Best of the Legion Outpost (2005)

The Legion Outpost is one of the oldest and most well-respected of all the comics fanzines. In 2004, as a sister title to their Legion Companion volume, TwoMorrows released an anthology of the best articles from the legendary zine. What is presented has some good, some bad and some odd aspects to it.
Like all good fanzines, The Legion Outpost was driven in great part by passion and enthusiasm for the subject matter. Legion fans are justifiably famous for their love and encyclopedic knowledge of the longtime series. Thus we get articles such as an article about politics on the planet Bismoll (home of Matter-Eater Lad, don’tcha know?) or a look at the astrological signs of the heroes. While those articles are fun, a little of them go a long way for the casual fan.

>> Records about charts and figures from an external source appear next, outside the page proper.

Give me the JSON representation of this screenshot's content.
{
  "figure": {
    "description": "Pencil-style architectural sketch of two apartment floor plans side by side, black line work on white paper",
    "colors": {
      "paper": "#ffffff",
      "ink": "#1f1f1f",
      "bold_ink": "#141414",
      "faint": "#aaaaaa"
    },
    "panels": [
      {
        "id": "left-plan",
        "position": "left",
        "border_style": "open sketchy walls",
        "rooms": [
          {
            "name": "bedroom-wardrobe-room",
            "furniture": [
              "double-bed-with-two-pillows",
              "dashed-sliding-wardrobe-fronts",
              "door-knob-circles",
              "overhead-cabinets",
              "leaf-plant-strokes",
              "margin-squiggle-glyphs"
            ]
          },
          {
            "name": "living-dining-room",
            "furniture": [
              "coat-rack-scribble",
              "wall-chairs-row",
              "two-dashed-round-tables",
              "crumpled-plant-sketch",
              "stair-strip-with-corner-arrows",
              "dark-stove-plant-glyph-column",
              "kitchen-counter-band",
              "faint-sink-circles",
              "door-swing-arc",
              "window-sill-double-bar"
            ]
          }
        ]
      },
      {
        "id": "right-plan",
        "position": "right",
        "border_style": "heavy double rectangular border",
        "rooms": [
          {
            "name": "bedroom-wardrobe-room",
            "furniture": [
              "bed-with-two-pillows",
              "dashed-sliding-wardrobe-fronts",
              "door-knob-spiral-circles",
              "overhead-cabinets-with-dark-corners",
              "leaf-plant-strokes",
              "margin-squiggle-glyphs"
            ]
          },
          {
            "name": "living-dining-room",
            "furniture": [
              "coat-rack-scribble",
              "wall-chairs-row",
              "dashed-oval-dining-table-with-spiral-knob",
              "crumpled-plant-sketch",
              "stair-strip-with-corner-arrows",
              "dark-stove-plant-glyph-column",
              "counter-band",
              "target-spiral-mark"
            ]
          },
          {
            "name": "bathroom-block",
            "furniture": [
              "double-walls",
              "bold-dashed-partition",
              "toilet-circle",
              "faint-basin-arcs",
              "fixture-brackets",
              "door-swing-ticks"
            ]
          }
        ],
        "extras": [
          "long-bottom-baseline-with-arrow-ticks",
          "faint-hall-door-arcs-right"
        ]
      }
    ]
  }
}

The nicest feature of the book is the plethora of commissioned art presented. The book includes art by such luminaries as Curt Swan, Dave Cockrum, Walt Simonson, George Perez, Sergio Aragones and many more. It’s a joy to see all this wonderful art, and it really enlivens the book.
The low point of the book to me are some of the interviews. While some, like the interview with Jim Shooter, are very revealing, others are obscure and impossible to follow for the non-initiate. For instance, there’s a nine-page interview with Roy Thomas. Thomas is a great and important figure in comics history, but he wrote maybe a half dozen Legion stories. What purpose is served by running a long interview with such an unimportant figure in Legion history?
The interview with longtime Legion editor Mort Weisinger is disappointing in a different way. Weisinger seems defensive about his long editing career, taking great pains to defend himself against fan criticism of his work. It’s a strange interview; I imagine a grandfatherly Weisinger lecturing youthful interviewer Matt Lage while Lage makes complaining faces behind Weisinger’s back. It’s not that Lage is disrespectful; it’s more that Weisinger clearly has his own agenda and bitterness about some aspects of his career.
In the end, a lot of the material presented in BOLO is as obscure as it could possibly be. The interviews with pros are fun in an "inside comics" way, but there’s just not a lot that crosses over to the non-Legion fan. A little bit more context would have helped a lot. Perhaps a time line of Legion history in the comics would have helped; I’m a casual Legion fan and but there was a lot of material in this book for which I just didn’t have any context.
With all my complaints, this is still a 3½ bullet book due to the passion of the contributors and the nice art that’s presented. If you’re a Legion fan, you probably already have and love this book. If you’re not, your mileage might vary.